– Я тот, кто совсем недавно, – и дня не прошло с тех пор, – хотел бы видеть вас в гробу – со всеми причитающимися вам воинскими почестями, конечно, – а сейчас желал бы всей душой, чтобы вы пребывали в полном здравии на земле, но не под нею. Достаточно ясно я выражаюсь?
– Нет, недостаточно, дерьмо из округа Колумбия! Почему вы переметнулись на другую сторону?
– Потому что zabagliones[120]
, которым не терпелось заполучить свидетельство о вашей смерти, теперь возжаждали вдруг моей кончины, а мне это не улыбается.– Zabagliones… Маленький Джозеф… Уж не тот ли вы самый клоун, который послал своего идиота Цезаря или как там его во «Времена года»?
– Да, это я, должен признать, к стыду своему. Что еще остается сказать мне?
– Не переживайте, сынок, это была не ваша вина, а его. Он не отличается особой сообразительностью, со мной же были двое весьма шустрых моих адъютантов.
– Что?
– Мне не хотелось бы, чтобы вы слишком уж винили себя. Любое распоряжение может оказаться невыполненным в силу тех или иных непредвиденных обстоятельств. Об этом говорится, в частности, во время занятий в военном колледже.
– О чем, черт подери, вы толкуете?
– Думаю, что вы не тянете на офицера: не из того теста слеплены. Чего еще хотели бы вы услышать от меня?
– Да ничего. Вам надо бы просто выслушать меня, вот и все… Эти люди, которые, как думал я, испытывают ко мне большое уважение, начхали на меня, втоптали в грязь, а теперь еще норовят и укокошить, хотя мы договаривались угробить вас. Короче, они намерены уложить нас обоих в могилу, которая отводилась ранее для вас одного. У меня же сама мысль о подобном вызывает глубочайшее отвращение. Надеюсь, вы разделяете мои чувства, приятель?
– И что же вы надумали, мистер Безымянный? – спросил, оставив без внимания вопрос, генерал.
– В мои планы входит, чтобы вы оставались в живых. Я рассчитываю сделать с этими респектабельными ублюдками то, что они уготовили для меня, а именно вогнать их в могилу.

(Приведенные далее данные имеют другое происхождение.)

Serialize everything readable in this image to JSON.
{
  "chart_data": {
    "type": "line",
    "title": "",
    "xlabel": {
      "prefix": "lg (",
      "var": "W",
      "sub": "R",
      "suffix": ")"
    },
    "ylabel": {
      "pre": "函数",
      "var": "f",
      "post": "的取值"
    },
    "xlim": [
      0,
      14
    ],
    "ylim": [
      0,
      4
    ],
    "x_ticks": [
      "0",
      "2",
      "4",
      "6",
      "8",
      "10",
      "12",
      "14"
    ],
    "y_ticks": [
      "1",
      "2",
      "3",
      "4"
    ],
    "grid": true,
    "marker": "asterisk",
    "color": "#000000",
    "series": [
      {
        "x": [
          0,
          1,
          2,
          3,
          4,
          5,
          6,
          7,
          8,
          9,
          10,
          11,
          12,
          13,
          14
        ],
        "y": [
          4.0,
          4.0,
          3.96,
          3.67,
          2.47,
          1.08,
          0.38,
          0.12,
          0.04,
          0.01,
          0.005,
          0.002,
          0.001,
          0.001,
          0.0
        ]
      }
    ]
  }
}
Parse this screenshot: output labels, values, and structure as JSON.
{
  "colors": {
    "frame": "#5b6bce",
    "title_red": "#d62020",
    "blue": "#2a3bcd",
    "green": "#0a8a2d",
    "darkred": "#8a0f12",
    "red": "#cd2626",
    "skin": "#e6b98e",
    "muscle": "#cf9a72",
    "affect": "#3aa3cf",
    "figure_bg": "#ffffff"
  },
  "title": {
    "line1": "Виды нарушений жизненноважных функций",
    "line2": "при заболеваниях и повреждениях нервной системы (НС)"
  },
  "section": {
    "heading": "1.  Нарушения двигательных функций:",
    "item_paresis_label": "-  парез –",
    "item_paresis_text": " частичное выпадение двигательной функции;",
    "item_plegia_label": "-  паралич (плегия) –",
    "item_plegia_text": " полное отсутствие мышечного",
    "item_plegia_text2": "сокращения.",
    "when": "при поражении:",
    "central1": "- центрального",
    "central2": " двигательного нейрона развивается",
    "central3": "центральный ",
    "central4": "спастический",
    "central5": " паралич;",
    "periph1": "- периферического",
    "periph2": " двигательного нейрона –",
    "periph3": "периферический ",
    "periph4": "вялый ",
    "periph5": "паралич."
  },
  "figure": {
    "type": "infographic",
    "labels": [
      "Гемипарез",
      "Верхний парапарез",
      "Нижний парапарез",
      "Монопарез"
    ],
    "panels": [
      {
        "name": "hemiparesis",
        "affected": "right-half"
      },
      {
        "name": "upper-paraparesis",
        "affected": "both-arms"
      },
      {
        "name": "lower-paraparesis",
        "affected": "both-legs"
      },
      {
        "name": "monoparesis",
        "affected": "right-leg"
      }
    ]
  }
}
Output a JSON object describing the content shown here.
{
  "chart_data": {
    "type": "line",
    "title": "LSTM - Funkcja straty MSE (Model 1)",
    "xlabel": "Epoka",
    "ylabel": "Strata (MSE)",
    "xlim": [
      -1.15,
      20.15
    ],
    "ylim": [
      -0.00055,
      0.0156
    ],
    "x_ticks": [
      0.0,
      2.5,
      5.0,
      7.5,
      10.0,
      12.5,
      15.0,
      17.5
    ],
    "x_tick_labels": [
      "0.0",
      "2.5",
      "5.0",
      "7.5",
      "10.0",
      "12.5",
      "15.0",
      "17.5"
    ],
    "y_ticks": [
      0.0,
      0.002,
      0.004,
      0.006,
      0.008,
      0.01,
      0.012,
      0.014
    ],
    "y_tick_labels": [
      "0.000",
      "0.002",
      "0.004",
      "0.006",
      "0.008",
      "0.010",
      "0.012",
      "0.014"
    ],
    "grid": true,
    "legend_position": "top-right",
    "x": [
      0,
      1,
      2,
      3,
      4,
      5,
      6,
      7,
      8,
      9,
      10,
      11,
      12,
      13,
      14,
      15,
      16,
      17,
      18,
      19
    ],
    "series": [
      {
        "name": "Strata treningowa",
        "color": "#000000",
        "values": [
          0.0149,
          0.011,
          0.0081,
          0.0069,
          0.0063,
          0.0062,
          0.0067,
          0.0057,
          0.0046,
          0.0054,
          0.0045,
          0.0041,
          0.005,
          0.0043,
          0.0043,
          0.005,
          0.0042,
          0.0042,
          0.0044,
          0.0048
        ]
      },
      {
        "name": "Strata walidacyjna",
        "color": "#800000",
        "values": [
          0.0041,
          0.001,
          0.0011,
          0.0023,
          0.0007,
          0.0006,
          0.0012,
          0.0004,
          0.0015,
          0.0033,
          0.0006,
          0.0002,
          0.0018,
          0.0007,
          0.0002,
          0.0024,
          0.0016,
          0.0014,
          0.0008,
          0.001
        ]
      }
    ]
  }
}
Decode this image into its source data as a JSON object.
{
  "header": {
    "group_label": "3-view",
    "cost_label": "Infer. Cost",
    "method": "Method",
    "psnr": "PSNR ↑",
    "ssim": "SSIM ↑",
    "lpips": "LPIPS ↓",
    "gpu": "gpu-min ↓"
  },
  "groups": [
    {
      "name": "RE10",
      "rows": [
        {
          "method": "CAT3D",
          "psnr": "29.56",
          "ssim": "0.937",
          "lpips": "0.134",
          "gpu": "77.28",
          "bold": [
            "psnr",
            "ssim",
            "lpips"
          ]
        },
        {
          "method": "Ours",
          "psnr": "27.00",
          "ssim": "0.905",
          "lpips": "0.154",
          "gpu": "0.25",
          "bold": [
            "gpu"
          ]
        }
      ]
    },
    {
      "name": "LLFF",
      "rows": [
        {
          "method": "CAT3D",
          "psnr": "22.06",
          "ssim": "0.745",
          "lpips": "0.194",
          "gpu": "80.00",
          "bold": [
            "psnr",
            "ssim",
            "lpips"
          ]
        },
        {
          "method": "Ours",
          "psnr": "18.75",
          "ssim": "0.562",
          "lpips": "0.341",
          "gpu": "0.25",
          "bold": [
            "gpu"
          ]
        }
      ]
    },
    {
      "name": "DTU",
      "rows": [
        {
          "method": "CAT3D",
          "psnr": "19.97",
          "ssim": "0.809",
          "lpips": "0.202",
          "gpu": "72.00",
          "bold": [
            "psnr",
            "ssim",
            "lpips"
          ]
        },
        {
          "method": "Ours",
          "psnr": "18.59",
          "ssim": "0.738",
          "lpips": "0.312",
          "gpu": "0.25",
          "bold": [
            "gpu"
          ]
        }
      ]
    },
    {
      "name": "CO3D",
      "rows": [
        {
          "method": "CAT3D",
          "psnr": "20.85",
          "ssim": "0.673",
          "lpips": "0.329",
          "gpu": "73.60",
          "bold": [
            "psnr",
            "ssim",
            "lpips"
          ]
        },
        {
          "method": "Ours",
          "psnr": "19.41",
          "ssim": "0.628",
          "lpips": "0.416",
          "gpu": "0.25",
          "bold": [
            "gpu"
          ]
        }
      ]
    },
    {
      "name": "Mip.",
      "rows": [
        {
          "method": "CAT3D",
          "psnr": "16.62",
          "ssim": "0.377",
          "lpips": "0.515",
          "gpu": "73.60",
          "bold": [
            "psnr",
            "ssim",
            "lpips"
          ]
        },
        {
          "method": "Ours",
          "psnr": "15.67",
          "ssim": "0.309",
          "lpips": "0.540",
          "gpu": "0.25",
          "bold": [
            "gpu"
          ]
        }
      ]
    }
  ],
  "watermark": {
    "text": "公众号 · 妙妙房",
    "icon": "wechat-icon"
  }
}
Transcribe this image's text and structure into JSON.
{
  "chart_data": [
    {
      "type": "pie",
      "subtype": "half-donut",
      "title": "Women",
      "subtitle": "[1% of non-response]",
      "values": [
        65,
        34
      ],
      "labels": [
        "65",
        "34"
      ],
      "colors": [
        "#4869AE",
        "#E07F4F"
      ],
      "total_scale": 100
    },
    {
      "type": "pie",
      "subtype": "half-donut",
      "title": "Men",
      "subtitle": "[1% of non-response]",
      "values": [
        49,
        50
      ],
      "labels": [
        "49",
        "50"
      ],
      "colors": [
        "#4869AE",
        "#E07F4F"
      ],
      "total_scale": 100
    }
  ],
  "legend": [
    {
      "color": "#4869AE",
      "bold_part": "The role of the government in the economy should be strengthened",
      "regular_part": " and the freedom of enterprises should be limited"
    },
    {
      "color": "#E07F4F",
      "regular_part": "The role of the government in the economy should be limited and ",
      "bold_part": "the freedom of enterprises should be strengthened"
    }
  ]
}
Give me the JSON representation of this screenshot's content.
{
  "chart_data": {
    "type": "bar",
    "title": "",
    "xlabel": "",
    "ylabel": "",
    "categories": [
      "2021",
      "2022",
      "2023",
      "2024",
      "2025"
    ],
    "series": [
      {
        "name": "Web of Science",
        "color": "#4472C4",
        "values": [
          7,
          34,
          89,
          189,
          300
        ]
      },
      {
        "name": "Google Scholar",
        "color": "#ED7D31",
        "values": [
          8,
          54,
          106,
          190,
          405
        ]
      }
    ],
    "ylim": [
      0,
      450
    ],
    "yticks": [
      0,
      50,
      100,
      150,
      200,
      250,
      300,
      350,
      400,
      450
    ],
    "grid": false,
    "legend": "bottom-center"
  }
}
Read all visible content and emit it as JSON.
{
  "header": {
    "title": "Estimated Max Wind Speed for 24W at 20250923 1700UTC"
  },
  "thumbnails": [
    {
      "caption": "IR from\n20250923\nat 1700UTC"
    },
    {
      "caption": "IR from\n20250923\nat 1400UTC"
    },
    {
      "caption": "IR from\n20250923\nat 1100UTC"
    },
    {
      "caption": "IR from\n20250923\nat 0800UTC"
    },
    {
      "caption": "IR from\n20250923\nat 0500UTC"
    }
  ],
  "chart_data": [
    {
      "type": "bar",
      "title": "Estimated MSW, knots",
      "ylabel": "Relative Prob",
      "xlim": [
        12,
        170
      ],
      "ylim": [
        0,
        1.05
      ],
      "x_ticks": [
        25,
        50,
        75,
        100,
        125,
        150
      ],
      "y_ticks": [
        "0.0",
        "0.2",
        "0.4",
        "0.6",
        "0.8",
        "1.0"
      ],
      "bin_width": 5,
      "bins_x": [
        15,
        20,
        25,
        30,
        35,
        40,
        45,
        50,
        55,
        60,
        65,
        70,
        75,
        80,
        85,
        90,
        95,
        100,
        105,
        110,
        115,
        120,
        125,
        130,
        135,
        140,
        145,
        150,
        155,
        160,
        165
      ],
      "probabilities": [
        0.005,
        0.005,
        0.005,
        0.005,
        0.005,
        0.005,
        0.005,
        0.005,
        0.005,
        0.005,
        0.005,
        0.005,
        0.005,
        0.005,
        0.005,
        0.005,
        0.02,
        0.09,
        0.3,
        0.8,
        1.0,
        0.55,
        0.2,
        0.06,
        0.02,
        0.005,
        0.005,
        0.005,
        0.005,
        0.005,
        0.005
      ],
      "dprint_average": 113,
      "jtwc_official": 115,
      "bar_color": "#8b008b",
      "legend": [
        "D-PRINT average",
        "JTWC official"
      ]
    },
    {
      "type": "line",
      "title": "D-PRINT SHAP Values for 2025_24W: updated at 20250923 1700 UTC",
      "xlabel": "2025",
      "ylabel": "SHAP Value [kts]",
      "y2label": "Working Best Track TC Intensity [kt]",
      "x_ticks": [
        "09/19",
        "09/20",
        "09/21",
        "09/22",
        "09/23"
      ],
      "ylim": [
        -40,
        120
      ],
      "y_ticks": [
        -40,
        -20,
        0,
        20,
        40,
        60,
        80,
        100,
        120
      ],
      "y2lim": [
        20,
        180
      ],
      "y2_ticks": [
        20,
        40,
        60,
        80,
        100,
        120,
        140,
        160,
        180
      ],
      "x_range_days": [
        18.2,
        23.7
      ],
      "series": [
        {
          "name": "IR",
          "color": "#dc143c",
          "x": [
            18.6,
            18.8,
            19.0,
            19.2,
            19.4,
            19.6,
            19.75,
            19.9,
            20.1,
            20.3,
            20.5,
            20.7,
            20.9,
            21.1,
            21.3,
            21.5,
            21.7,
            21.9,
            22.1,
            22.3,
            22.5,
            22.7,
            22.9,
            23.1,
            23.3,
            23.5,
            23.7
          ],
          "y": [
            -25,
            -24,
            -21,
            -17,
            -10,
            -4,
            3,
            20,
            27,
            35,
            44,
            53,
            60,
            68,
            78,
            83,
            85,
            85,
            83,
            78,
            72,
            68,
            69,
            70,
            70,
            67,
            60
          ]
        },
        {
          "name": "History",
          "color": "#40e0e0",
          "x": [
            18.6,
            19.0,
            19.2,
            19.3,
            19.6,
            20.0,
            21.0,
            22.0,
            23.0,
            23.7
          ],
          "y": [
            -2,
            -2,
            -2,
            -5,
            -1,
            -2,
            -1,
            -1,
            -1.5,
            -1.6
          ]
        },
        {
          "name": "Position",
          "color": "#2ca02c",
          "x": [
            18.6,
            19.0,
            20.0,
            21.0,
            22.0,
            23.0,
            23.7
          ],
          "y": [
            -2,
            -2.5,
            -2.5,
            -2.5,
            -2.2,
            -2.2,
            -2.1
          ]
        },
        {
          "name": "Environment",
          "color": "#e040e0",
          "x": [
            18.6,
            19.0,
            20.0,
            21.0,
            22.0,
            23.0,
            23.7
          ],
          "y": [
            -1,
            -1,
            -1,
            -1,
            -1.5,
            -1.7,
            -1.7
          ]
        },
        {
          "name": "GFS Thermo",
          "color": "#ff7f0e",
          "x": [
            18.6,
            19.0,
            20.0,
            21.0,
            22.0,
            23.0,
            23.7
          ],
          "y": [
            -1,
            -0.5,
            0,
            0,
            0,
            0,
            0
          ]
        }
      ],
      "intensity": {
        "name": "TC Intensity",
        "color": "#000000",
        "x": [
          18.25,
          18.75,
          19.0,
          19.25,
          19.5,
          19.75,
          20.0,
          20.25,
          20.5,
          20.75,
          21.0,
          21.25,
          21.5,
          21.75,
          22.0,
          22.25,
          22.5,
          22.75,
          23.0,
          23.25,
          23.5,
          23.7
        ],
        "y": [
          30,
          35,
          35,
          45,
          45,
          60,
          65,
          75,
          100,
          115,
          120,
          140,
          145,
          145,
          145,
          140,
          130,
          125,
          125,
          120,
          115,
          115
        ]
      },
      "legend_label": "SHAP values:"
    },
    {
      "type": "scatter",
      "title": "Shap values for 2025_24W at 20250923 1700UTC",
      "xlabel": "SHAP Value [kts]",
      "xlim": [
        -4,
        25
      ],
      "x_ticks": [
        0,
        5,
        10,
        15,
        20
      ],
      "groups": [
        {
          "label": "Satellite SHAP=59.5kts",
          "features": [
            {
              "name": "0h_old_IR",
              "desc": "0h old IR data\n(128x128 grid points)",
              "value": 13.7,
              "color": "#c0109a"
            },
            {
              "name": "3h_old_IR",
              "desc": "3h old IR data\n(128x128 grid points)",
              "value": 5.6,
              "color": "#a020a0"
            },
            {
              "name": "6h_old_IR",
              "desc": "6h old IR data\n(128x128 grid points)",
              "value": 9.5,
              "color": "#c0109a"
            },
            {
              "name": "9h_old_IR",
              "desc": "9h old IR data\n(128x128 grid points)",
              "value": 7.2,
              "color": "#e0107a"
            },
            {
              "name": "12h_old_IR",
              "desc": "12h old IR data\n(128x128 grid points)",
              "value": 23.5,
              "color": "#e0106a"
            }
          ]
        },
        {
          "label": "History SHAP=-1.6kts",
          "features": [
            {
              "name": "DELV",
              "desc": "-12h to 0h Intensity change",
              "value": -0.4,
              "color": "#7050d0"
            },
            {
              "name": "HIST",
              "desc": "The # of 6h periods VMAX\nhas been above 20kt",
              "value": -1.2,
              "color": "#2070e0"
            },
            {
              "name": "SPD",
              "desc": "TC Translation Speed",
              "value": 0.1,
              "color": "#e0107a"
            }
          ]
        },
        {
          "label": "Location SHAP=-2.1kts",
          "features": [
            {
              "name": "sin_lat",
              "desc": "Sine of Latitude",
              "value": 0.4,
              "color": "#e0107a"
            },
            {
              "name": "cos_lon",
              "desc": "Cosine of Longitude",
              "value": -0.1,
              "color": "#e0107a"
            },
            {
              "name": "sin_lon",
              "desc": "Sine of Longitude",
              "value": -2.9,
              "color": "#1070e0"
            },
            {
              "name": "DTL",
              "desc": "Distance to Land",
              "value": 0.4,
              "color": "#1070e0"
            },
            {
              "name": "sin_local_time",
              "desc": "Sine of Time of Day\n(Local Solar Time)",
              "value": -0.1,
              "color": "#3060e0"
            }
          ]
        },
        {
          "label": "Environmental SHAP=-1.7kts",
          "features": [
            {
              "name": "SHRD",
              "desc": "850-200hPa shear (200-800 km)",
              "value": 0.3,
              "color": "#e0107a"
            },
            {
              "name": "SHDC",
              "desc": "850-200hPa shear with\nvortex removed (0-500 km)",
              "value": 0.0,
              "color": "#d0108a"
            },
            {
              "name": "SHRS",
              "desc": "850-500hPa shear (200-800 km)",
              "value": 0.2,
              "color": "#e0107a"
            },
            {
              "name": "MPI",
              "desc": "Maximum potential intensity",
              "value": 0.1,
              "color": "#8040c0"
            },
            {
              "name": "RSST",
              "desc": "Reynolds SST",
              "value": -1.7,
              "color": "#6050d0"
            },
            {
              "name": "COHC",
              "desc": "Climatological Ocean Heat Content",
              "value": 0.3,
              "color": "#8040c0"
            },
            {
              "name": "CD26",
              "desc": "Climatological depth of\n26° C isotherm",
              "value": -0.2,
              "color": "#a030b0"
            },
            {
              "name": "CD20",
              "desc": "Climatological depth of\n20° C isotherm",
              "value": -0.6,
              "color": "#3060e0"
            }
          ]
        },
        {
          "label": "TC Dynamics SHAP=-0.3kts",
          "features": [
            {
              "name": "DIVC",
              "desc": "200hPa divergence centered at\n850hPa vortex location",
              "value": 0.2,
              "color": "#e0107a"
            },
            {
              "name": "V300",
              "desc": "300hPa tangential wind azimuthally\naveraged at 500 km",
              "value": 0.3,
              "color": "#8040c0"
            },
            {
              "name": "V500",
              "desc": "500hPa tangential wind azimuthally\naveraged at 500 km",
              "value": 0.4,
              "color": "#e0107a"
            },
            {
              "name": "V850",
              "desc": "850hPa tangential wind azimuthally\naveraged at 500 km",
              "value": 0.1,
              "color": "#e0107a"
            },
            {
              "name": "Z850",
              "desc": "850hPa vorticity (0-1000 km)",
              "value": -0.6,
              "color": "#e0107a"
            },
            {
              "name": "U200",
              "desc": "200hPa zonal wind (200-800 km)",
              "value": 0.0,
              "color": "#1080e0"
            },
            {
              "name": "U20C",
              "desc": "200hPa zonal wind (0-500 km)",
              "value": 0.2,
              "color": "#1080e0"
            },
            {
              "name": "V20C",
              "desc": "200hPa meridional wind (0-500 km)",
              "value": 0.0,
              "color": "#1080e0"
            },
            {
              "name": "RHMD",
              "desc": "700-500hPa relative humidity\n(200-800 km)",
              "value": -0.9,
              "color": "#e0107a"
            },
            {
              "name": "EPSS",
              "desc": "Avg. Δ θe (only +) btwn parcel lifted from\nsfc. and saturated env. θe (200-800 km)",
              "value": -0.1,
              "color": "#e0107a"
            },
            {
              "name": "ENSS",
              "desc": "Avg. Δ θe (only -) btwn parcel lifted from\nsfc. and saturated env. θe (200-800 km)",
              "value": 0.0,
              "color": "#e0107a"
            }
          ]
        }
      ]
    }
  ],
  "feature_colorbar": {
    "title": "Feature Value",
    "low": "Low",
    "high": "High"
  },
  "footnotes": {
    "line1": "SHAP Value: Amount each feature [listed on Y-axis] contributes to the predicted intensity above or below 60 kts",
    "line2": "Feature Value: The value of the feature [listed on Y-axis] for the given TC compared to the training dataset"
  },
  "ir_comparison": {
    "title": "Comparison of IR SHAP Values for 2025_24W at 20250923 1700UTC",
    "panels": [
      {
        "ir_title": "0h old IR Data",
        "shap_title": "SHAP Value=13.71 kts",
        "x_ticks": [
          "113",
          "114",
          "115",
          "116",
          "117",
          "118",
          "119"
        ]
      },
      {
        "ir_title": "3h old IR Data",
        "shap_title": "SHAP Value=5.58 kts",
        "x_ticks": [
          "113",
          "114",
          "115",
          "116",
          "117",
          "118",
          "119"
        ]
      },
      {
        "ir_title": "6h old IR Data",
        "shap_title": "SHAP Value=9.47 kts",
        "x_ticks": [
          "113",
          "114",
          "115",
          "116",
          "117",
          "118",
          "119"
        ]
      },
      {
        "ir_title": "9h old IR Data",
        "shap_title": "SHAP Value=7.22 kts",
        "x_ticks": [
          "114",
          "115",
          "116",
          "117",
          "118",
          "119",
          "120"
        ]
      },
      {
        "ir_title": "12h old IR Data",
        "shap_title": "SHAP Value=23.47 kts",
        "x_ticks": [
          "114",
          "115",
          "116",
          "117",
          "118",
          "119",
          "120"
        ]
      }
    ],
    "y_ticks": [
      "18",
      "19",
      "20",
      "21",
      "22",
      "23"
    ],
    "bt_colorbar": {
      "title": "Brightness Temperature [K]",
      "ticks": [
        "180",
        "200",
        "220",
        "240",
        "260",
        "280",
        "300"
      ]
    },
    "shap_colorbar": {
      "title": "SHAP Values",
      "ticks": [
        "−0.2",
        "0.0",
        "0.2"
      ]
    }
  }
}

– Поддерживаю эту идею, командир Игрек! Если речь идет о том, чтобы разделаться самым решительным образом кое с кем из гражданского персонала, то мне для этого потребовался бы приказ непосредственно от президента, подписанный также председателем Комитета начальников штабов и директором Центрального разведывательного управления.
– Без шуток?
– Конечно! Но не думаю, что вы знаете, как делаются такие вещи…
– Я просто не хочу, чтобы делалось то, о чем вы говорите! – оборвал Хаука Манджекавалло. – Вы нужны мне вовсе не для нескольких коротких ударов. Человек, готовый купить грязь, обретает мир. Для этих перламутрово-белых «цуккини» я приготовил горькое испытание. Я намерен разорить их, уничтожить, пустить по миру, чтобы они, оказавшись бездомными, стояли в очереди в надежде получить работу у Хобо Пита!
– У какого там Хобо?
– У того, что чистил писсуары в бруклинской подземке… Вот какую судьбу предначертал я им! Пусть эти ублюдки до последних дней своих убирают туалеты в «Каире».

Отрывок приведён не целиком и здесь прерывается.